Ophthalmology 1992 September
BACKGROUND: The Early Treatment Diabetic Retinopathy Study (ETDRS) enrolled 3711 patients with mild-to-severe nonproliferative or early proliferative diabetic retinopathy in both eyes. Patients were randomly assigned to aspirin 650 mg/day or placebo. One eye of each patient was assigned randomly to early photocoagulation and the other to deferral of photocoagulation. Follow-up examinations were scheduled at least every 4 months, and photocoagulation was initiated in eyes assigned to deferral as soon as high-risk proliferative retinopathy was detected. Aspirin was not found to have an effect on retinopathy progression or rates of vitreous hemorrhage. The risk of a combined end point, severe visual loss or vitrectomy, was low in eyes assigned to deferral (6% at 5 years) and was reduced by early photocoagulation (4% at 5 years). Vitrectomy was carried out in 208 patients during the 9 years of the study. This report presents baseline and previtrectomy characteristics and visual outcome in these patients.

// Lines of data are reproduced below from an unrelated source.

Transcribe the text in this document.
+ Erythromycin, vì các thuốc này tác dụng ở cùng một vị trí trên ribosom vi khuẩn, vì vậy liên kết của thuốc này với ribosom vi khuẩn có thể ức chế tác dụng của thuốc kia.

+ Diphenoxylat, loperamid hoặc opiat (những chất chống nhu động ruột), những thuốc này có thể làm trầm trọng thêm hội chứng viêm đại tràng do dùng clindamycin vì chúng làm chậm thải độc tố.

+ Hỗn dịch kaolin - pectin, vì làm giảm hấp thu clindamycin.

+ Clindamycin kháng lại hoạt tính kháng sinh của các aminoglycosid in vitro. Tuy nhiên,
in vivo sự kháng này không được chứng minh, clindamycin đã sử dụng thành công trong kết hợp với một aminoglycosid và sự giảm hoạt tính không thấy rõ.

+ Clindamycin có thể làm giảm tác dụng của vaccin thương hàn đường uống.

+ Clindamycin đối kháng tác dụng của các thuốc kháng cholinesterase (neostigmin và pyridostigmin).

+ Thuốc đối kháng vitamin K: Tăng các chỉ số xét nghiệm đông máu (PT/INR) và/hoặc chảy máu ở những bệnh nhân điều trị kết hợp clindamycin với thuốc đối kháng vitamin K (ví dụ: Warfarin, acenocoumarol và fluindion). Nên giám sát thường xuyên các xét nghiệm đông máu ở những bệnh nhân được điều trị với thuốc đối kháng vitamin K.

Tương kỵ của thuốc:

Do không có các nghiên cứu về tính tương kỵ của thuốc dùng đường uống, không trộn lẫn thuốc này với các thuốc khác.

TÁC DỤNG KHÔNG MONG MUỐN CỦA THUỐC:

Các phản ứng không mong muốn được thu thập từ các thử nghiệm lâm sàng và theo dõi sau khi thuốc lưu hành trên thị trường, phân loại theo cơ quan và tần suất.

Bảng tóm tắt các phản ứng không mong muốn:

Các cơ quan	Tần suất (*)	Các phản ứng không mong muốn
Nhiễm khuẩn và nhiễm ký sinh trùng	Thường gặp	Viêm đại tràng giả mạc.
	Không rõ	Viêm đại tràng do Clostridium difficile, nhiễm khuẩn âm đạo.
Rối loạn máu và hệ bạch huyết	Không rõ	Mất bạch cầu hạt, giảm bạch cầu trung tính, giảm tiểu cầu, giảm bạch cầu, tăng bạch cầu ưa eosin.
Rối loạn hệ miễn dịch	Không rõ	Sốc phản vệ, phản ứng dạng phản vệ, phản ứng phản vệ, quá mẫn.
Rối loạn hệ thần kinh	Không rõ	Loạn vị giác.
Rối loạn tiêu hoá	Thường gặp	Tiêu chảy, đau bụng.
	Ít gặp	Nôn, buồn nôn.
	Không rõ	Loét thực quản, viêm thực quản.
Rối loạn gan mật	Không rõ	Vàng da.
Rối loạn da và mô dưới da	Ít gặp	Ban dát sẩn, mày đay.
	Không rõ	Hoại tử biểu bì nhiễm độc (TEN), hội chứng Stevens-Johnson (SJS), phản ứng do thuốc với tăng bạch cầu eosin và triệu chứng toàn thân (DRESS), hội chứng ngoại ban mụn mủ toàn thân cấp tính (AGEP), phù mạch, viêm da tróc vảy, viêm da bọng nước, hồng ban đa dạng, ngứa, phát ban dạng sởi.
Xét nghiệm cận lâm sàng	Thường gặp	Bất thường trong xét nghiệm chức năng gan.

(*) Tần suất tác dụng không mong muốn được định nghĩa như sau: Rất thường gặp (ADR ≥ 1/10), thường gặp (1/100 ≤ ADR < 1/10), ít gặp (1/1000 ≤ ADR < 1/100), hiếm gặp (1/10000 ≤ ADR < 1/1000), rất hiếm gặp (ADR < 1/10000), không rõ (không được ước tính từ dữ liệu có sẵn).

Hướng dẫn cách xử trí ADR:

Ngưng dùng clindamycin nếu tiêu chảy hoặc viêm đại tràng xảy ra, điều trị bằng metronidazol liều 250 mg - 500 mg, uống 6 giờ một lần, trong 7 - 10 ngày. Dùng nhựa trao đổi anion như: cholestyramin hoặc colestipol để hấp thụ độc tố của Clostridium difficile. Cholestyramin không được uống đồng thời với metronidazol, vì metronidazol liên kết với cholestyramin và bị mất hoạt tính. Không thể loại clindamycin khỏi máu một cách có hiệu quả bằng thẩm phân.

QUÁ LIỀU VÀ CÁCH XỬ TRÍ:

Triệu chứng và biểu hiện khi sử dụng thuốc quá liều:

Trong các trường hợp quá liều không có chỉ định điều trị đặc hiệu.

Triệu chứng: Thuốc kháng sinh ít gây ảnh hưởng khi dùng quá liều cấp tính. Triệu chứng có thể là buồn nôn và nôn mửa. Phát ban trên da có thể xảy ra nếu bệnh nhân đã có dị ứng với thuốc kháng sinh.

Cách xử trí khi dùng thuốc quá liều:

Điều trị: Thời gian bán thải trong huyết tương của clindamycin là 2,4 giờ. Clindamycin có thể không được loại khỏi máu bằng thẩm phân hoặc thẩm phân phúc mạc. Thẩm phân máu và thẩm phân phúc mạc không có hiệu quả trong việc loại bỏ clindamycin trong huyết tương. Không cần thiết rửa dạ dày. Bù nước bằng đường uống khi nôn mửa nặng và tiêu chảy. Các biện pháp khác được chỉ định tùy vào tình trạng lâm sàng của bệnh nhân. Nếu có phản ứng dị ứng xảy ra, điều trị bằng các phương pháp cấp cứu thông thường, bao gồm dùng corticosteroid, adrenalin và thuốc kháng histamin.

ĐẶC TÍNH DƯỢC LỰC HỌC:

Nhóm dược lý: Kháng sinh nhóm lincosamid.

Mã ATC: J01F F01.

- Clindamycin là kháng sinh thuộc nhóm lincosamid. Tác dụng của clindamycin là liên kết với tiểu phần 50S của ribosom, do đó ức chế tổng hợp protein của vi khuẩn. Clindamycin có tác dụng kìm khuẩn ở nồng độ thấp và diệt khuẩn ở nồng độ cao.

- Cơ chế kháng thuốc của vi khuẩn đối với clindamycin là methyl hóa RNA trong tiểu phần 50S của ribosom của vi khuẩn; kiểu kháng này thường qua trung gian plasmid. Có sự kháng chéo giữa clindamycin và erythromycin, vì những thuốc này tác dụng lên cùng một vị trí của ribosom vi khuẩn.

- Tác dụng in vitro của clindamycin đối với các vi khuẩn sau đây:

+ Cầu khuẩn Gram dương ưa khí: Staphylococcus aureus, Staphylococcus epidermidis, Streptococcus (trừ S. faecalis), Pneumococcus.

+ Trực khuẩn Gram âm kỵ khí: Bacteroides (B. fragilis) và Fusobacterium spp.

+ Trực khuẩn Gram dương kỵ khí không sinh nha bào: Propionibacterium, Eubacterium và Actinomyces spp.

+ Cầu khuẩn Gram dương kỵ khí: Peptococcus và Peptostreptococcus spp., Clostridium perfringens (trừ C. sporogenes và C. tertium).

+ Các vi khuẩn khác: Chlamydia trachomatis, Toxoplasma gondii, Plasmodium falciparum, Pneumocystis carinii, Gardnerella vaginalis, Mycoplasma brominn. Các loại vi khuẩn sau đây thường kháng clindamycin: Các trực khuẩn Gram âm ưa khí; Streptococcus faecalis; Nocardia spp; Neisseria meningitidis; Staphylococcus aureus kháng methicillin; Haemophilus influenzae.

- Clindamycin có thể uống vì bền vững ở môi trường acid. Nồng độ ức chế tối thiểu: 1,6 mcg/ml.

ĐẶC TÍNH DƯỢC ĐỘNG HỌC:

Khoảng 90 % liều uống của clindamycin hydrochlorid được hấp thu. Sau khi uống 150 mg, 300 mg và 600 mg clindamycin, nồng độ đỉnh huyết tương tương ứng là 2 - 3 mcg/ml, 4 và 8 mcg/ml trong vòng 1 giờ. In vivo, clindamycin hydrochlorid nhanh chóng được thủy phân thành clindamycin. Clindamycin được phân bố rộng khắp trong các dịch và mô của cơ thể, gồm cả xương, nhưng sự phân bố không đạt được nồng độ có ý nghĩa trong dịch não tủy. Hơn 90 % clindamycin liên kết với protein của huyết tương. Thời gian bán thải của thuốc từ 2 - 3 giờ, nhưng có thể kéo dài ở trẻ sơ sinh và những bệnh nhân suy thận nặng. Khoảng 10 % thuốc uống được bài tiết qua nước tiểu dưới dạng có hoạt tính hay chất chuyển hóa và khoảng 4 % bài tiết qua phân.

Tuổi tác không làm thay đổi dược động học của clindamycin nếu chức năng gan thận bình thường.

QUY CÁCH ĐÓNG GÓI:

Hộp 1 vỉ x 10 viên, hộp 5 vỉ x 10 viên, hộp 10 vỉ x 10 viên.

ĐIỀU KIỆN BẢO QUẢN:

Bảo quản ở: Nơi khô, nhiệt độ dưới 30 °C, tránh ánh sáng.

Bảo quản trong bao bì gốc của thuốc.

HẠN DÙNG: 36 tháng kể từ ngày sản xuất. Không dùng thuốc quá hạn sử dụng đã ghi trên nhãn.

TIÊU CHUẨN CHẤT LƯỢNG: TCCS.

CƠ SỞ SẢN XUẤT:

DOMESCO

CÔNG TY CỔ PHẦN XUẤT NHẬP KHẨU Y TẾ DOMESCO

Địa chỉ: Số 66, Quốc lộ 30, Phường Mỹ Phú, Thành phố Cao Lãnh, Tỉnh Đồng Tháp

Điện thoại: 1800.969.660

METHODS: Information collected at baseline and during follow-up as part of the ETDRS protocol was supplemented by review of clinic charts for visual acuity and ocular status immediately before vitrectomy.

RESULTS: Vitrectomy was performed in 208 (5.6%) of the 3711 patients (243 eyes) enrolled in the ETDRS. The 5-year vitrectomy rates for eyes grouped by their initial photocoagulation assignment were as follows: 2.1% in the early full scatter photocoagulation group, 2.5% in the early mild scatter group, and 4.0% in the deferral group. The 5-year rates of vitrectomy (in one or both eyes) were 5.4% in patients assigned to aspirin and 5.2% in patients assigned to a placebo. The indications for vitrectomy were either vitreous hemorrhage (53.9%) or retinal detachment with or without vitreous hemorrhage (46.1%). Before vitrectomy, visual acuity was 5/200 or worse in 66.7% of eyes and better than 20/100 in 6.2%. One year after vitrectomy, the visual acuity was 20/100 or better in 47.6% of eyes, including 24.0% with visual acuity of 20/40 or better.

CONCLUSIONS: With frequent follow-up examinations and timely scatter (panretinal) photocoagulation, the 5-year cumulative rate of pars plana vitrectomy in ETDRS patients was 5.3%. Aspirin use did not influence the rate of vitrectomy.